# Sequence

A sequence is an ordered list of terms. Sequences may be either finite or infinite.

## Definition

A sequence of real numbers is simply a function $f : \mathbb{N} \rightarrow \mathbb{R}$. For instance, the function $f(x) = x^2$ defined on $\mathbb{N}$ corresponds to the sequence $X = (x_n) = (0, 1, 4, 9, 16, \ldots)$.

## Convergence

Intuitively, a sequence converges if its terms approach a particular number.
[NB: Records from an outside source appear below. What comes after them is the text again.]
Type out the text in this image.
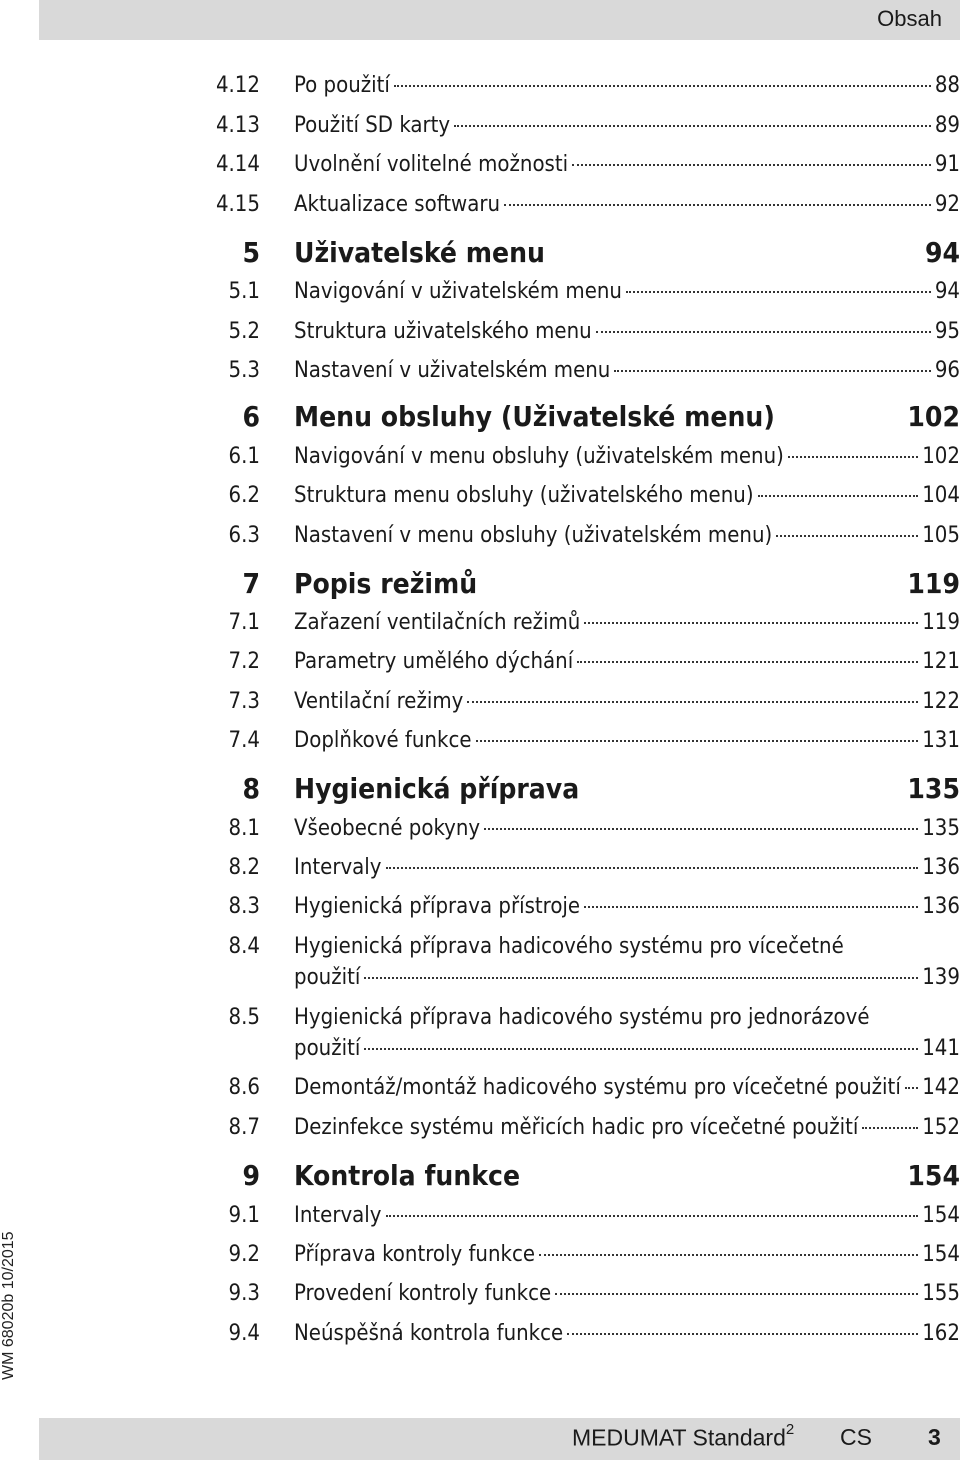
Obsah
WM 68020b 10/2015
4.12 Po použití	88
4.13 Použití SD karty	89
4.14 Uvolnění volitelné možnosti	91
4.15 Aktualizace softwaru	92
5 Uživatelské menu	94
5.1 Navigování v uživatelském menu	94
5.2 Struktura uživatelského menu	95
5.3 Nastavení v uživatelském menu	96
6 Menu obsluhy (Uživatelské menu)	102
6.1 Navigování v menu obsluhy (uživatelském menu)	102
6.2 Struktura menu obsluhy (uživatelského menu)	104
6.3 Nastavení v menu obsluhy (uživatelském menu)	105
7 Popis režimů	119
7.1 Zařazení ventilačních režimů	119
7.2 Parametry umělého dýchání	121
7.3 Ventilační režimy	122
7.4 Doplňkové funkce	131
8 Hygienická příprava	135
8.1 Všeobecné pokyny	135
8.2 Intervaly	136
8.3 Hygienická příprava přístroje	136
8.4 Hygienická příprava hadicového systému pro vícečetné
použití	139
8.5 Hygienická příprava hadicového systému pro jednorázové
použití	141
8.6 Demontáž/montáž hadicového systému pro vícečetné použití 142
8.7 Dezinfekce systému měřicích hadic pro vícečetné použití	152
9 Kontrola funkce	154
9.1 Intervaly	154
9.2 Příprava kontroly funkce	154
9.3 Provedení kontroly funkce	155
9.4 Neúspěšná kontrola funkce	162
MEDUMAT Standard$^2$ CS 3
Formally, a sequence $(x_n)$ of reals converges to $L \in \mathbb{R}$ if and only if for all positive reals $\epsilon$, there exists a positive integer $k$ such that for all integers $n \ge k$, we have $|x_n - L| < \epsilon$. If $(x_n)$ converges to $L$, $L$ is called the limit of $(x_n)$ and is written $\lim_{n \to \infty} x_n$. The statement that $(x_n)$ converges to $L$ can be written as $(x_n)\rightarrow L$.

A classic example of convergence would be to show that $1/n\to 0$ as $n\to \infty$.

Claim: $\lim_{n\to\infty}\frac{1}{n}=0$.

Proof: Let $\epsilon>0$ be arbitrary and choose $N>\frac{1}{\epsilon}$. Then for $n\ge N$ we see that $n>\frac{1}{\epsilon}\implies \frac{1}{n}<\epsilon\implies \left|\frac{1}{n}-0\right|<\epsilon$

which proves that $|x_n-L|<\epsilon$, so $1/n\to 0$ as $n\to \infty$ $\square$

## Monotone Sequences

Many significant sequences have their terms continually increasing, such as $(n^2)$, or continually decreasing, such as $(1/n)$. This motivates the following definitions:

A sequence $(p_n)$ of reals is said to be

• increasing if $p_n\leq p_{n+1}$ for all $n\in\mathbb{N}$ and strictly increasing if $p_n for all $n\in\mathbb{N}$,
• decreasing if $p_n\geq p_{n+1}$ for all $n\in\mathbb{N}$ and strictly decreasing if $p_n>p_{n+1}$ for all $n\in\mathbb{N}$,
• monotone if it is either decreasing or increasing.